Commonly used technology

High availability can be achieved only on system level, while both hardware and software components can contribute to the system level availability. This document lists the most common hardware and software technologies that can be used to build a highly available system.

Hardware

Using different technologies to enable high availability on the hardware level provides a good basis to build a high available system. The next chapters discuss the most common technologies used in this field.

Redundant switches

Network switches are single point of failures as networking is critical to operate all other basic domains of the infrastructure, like compute and storage. Network switches need to be able to forward the network traffic and be able to forward the traffic to a working next hop. For these reasons consider the following two factors when making a network switch redundant:

  1. The network switch itself should synchronize its internal state to a redundant switch either in active/active or active/passive way.

  2. The network topology should be designed in a way that the network router can use at least two paths in every critical direction.

Bonded interfaces

Bonded interfaces are two independent physical network interfaces handled as one interface in active/passive or in active/active redundancy mode. In active/passive mode, if an error happens in the active network interface or in the remote end of the interface, the interfaces are switched over. In active/active mode, when an error happens in an interface or in the remote end of an interface, then the interface is marked as unavailable and ceases to be used.

Load balancers

Physical load balancers are special routers which direct the traffic in different directions based on a set of rules. Load balancers can be in redundant mode similarly to the physical switches. Load balancers are also important for distributing the traffic to the different active/active components of the system.

Storage

Physical storage high availability can be achieved with different scopes:

  1. High availability within a hardware unit with redundant disks (mostly organized into different RAID configurations), redundant control components, redundant I/O interfaces and redundant power supply.

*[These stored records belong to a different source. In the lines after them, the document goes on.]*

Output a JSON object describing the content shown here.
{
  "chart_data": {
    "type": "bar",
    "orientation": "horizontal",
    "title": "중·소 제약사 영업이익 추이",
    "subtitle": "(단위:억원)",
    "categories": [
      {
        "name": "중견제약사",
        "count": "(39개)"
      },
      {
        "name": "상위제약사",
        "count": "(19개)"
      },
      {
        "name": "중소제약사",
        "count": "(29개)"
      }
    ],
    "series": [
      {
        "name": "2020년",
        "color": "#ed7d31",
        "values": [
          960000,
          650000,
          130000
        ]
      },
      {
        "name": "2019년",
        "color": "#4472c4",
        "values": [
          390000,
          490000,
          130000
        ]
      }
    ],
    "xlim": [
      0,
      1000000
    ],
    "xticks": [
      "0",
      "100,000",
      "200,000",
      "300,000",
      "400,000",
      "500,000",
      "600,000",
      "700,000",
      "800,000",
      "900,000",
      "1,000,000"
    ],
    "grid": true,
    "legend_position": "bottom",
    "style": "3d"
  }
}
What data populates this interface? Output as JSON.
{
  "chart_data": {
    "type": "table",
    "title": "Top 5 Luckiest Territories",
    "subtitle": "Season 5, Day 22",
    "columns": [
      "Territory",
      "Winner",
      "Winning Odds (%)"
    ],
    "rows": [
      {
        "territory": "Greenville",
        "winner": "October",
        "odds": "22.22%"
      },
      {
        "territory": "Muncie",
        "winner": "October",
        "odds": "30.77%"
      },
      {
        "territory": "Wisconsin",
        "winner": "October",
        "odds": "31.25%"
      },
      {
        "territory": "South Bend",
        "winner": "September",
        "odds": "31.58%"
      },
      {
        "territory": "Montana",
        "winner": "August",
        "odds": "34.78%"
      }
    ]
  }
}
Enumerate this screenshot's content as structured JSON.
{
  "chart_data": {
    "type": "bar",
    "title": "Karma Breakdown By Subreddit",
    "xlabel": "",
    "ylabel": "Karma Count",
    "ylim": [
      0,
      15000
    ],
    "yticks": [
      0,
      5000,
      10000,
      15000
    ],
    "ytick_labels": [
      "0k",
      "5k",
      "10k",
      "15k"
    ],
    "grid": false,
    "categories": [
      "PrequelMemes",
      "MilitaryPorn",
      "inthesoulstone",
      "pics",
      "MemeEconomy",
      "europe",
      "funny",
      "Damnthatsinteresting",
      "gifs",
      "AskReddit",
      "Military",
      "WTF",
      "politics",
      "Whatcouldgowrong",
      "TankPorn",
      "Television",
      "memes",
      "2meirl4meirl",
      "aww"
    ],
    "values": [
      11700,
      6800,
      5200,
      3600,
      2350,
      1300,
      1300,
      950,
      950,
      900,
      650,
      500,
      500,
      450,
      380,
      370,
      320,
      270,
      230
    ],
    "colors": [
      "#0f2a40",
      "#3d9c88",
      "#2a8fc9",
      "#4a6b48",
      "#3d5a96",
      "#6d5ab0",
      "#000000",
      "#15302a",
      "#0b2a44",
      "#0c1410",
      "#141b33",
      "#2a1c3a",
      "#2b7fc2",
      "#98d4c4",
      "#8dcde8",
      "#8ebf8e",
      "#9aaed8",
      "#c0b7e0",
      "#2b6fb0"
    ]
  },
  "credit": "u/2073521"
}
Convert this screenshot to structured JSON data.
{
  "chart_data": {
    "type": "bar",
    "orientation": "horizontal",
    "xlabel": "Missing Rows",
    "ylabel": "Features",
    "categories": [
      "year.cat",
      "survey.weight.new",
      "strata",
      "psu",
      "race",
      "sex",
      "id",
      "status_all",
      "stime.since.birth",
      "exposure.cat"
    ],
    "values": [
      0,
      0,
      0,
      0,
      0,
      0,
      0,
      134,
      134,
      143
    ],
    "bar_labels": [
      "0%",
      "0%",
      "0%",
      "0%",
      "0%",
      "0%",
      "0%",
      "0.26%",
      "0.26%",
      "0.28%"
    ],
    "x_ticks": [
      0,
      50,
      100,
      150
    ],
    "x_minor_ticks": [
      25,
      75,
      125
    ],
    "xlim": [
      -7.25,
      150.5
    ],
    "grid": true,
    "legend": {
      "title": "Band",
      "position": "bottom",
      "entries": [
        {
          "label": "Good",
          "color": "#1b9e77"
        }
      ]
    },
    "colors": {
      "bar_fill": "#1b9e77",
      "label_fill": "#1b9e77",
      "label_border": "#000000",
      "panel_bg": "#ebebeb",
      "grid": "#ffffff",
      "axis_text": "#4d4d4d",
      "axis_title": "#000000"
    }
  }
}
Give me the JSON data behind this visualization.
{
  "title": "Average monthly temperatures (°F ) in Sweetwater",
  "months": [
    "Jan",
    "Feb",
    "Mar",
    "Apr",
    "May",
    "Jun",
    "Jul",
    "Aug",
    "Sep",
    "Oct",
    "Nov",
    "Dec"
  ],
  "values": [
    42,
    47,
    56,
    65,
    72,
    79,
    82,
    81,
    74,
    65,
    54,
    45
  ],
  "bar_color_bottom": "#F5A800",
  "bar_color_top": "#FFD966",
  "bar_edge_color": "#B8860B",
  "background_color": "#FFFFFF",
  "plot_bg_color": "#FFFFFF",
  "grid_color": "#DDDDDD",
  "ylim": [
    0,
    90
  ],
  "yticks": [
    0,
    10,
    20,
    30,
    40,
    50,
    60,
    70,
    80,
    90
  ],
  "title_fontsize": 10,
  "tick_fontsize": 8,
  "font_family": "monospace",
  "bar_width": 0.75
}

  2. System level high availability with redundant hardware units with data replication.

Software

HAproxy

HAProxy provides a fast and reliable HTTP reverse proxy and load balancer for TCP or HTTP applications. It is particularly suited for web crawling under very high loads while needing persistence or Layer 7 processing. It realistically supports tens of thousands of connections with recent hardware.

Note

Ensure your HAProxy installation is not a single point of failure, it is advisable to have multiple HAProxy instances running.

You can also ensure the availability by other means, using Keepalived or Pacemaker.

Alternatively, you can use a commercial load balancer, which is hardware or software. We recommend a hardware load balancer as it generally has good performance.

For detailed instructions about installing HAProxy on your nodes, see the HAProxy official documentation.

keepalived

keepalived is a routing software that provides facilities for load balancing and high-availability to Linux system and Linux based infrastructures.

Keepalived implements a set of checkers to dynamically and adaptively maintain and manage loadbalanced server pool according their health.

The keepalived daemon can be used to monitor services or systems and to automatically failover to a standby if problems occur.

Pacemaker

Pacemaker cluster stack is a state-of-the-art high availability and load balancing stack for the Linux platform. Pacemaker is used to make OpenStack infrastructure highly available.

Pacemaker relies on the Corosync messaging layer for reliable cluster communications. Corosync implements the Totem single-ring ordering and membership protocol. It also provides UDP and InfiniBand based messaging, quorum, and cluster membership to Pacemaker.

Pacemaker does not inherently understand the applications it manages. Instead, it relies on resource agents (RAs) that are scripts that encapsulate the knowledge of how to start, stop, and check the health of each application managed by the cluster.

These agents must conform to one of the OCF, SysV Init, Upstart, or Systemd standards.

Pacemaker ships with a large set of OCF agents (such as those managing MySQL databases, virtual IP addresses, and RabbitMQ), but can also use any agents already installed on your system and can be extended with your own (see the developer guide).